What is most curious about this evaluator is the first clause in the outer cond in eval. This is where variable lookup happens. As you can see, we look up the variable by calling assoc, but once we obtain the value, we call eval on it. This LISP isn't storing values in the environment, but rather expressions that evaluate to values. If we look at the LAMBDA clause of the cond, the one that handles combinations that begin with lambda expressions, we can see that it does not evaluate the arguments to the lambda but instead associates the bound variables with the arguments' expressions. This therefore has call-by-name semantics rather than the modern call-by-value semantics.

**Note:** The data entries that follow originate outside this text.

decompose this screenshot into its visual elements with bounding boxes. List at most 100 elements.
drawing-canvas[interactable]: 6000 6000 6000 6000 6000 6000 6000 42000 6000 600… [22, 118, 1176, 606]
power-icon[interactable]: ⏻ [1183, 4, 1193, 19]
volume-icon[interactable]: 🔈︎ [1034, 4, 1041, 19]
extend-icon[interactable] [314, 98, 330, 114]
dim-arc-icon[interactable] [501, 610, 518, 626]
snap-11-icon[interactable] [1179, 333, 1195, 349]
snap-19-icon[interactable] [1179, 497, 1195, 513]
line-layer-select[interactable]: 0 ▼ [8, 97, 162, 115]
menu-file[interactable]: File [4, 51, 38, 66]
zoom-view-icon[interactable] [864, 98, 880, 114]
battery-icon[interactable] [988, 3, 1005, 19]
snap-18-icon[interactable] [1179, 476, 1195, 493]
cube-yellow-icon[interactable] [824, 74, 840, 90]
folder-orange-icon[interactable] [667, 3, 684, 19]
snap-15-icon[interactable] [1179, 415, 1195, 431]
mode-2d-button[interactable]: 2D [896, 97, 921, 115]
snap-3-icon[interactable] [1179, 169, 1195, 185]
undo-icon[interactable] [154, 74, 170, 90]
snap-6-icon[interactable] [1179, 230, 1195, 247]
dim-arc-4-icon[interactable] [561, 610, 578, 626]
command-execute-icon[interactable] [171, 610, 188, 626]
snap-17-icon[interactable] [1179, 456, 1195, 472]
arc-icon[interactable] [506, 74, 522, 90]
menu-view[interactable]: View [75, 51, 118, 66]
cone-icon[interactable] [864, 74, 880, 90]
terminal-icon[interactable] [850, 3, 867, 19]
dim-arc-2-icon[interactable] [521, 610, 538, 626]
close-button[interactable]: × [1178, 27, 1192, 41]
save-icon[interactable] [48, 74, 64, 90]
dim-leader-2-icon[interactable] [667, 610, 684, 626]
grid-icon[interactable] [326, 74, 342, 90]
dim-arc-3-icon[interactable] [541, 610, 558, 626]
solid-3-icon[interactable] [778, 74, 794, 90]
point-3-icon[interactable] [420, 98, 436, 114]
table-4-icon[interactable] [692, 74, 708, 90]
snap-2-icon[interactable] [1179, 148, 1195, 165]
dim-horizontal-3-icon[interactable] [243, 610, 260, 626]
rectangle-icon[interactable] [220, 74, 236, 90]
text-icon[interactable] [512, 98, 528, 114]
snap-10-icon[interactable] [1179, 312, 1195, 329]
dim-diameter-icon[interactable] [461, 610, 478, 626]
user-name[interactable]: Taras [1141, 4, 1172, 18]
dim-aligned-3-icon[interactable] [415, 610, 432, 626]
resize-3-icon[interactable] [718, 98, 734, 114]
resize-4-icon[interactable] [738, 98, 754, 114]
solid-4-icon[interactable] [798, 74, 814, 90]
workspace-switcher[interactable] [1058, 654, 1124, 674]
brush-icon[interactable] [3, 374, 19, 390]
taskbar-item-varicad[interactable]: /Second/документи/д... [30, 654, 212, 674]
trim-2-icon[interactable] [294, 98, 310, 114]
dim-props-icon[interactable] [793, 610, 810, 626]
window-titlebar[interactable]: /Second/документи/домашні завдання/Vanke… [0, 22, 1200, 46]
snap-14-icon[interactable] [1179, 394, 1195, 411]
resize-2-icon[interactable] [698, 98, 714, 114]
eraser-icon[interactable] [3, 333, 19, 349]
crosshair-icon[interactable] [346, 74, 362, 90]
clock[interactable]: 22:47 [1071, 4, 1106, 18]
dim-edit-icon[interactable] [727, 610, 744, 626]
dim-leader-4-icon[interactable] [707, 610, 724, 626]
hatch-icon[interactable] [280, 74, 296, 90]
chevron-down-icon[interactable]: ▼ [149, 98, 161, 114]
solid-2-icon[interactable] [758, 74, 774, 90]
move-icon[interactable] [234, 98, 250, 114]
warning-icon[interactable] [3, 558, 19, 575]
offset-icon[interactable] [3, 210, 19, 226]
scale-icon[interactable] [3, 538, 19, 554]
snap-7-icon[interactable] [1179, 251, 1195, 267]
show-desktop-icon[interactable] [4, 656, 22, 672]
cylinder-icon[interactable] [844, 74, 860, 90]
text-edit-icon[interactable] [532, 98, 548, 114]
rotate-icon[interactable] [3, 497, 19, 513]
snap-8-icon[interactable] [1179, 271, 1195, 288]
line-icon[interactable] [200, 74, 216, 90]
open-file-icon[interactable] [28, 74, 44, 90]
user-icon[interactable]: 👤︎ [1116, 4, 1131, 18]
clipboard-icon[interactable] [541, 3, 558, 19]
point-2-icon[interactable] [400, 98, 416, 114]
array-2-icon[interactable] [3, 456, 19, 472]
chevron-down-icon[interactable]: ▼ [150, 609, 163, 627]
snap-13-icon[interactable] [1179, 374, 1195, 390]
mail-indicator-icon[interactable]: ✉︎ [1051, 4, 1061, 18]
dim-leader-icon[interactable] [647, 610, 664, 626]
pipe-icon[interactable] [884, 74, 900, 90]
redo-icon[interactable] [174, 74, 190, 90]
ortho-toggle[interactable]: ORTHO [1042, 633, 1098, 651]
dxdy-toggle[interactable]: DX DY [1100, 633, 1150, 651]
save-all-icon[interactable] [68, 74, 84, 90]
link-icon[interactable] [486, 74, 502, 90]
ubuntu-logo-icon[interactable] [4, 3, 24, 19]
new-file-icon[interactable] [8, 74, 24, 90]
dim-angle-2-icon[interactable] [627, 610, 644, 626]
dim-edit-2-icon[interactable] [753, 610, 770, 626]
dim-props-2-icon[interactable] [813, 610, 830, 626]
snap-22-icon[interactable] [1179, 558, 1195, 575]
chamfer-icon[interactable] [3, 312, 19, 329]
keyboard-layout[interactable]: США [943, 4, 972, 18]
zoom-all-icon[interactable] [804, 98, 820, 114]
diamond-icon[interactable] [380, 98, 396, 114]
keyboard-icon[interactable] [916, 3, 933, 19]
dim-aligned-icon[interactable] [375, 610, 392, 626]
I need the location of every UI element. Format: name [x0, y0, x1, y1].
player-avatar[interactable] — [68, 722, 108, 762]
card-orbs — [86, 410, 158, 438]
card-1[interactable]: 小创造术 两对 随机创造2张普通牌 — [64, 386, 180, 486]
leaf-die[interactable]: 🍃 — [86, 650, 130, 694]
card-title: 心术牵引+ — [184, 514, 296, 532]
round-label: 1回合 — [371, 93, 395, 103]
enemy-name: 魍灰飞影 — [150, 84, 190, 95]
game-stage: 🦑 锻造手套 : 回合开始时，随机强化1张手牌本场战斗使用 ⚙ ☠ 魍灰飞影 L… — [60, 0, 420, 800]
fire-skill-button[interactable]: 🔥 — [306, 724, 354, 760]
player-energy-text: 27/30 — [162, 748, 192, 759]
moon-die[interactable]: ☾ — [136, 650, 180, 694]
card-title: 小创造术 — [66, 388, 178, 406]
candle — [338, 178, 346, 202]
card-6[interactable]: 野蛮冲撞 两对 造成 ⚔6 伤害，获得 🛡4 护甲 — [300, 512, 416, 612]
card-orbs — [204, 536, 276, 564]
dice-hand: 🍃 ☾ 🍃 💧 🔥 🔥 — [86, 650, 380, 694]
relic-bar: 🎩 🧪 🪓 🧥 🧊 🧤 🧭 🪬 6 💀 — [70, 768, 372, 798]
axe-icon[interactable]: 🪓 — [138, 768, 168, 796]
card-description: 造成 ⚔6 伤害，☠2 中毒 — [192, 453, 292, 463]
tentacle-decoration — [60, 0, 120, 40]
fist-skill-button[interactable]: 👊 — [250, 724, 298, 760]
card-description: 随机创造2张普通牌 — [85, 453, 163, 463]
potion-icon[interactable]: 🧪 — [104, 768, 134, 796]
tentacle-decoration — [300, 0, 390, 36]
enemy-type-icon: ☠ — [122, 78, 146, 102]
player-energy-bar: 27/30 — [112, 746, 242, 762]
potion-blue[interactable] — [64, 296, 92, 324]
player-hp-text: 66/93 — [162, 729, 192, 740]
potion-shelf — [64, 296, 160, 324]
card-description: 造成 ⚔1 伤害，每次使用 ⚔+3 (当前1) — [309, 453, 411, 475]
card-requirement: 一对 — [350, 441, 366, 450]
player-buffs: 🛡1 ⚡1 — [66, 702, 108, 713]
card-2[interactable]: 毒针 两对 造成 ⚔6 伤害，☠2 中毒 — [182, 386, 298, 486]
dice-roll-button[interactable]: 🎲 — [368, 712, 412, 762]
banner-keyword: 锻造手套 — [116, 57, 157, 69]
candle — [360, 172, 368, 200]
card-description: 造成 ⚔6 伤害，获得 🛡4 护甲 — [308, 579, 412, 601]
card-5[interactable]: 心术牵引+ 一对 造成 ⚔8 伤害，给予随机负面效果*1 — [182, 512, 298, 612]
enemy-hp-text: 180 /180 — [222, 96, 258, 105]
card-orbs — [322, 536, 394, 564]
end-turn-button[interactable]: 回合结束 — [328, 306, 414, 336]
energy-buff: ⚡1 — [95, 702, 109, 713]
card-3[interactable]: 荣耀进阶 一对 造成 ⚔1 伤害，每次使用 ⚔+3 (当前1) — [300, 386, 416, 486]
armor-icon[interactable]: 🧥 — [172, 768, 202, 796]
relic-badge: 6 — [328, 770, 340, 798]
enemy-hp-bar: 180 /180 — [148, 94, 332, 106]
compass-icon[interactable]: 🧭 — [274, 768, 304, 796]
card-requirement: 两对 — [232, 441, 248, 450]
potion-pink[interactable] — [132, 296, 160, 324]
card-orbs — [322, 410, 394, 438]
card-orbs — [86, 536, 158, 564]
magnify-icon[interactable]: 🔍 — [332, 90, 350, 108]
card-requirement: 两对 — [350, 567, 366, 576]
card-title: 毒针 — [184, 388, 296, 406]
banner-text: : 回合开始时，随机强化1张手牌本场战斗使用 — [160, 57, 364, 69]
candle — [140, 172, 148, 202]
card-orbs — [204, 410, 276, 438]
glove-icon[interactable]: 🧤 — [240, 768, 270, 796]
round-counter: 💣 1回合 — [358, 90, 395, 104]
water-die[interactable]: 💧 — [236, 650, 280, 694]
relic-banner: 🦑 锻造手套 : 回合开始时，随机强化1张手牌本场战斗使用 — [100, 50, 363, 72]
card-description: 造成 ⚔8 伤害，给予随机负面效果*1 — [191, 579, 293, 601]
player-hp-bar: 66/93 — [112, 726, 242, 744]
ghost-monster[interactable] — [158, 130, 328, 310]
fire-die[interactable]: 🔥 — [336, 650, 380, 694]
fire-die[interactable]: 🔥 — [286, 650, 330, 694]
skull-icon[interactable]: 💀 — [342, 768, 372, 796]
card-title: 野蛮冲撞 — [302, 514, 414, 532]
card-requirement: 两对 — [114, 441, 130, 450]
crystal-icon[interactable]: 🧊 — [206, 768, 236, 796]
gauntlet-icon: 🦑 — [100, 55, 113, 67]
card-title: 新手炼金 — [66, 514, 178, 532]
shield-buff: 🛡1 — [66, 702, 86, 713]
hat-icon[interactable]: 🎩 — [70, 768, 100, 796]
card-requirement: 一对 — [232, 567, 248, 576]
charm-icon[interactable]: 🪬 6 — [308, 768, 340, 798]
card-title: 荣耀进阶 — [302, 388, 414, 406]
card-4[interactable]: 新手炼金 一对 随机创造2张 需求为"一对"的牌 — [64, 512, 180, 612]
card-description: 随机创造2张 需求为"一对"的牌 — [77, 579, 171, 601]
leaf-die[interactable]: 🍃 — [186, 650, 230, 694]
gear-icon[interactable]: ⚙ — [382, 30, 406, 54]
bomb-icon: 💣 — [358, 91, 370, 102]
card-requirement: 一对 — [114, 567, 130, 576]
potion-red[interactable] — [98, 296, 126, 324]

By April 1960 we see these changes:

(defun eval (e a)
  (cond ((atom e) (assoc e a))
        ((atom (car e))
         (cond ((eq (car e) 'QUOTE) (cadr e))
               ((eq (car e) 'ATOM)  (atom (eval (cadr e) a)))
               ((eq (car e) 'EQ)    (eq (eval (cadr e) a) (eval (caddr e) a)))
               ((eq (car e) 'COND)  (evcon (cdr e) a))
               ((eq (car e) 'CAR)   (car (eval (cadr e) a)))
               ((eq (car e) 'CDR)   (cdr (eval (cadr e) a)))
               ((eq (car e) 'CONS)  (cons (eval (cadr e) a) (eval (caddr e) a)))
               (t (eval (cons (assoc (car e) a) (evlis (cdr e) a)) a))))
        ((eq (caar e) 'LABEL) (eval (cons (caddar e) (cdr e))
                                    (cons (list (cadar e) (car e)) a)))
        ((eq (caar e) 'LAMBDA) (eval (caddar e)
                                     (append (pair (cadar e) (evlis (cdr e) a)) a)))))

Note how evaluating an atom now simply looks up the value of the atom in the association list and evaluation of a combination of a lambda involves evaluating the arguments eagerly. This is a call-by-value interpreter.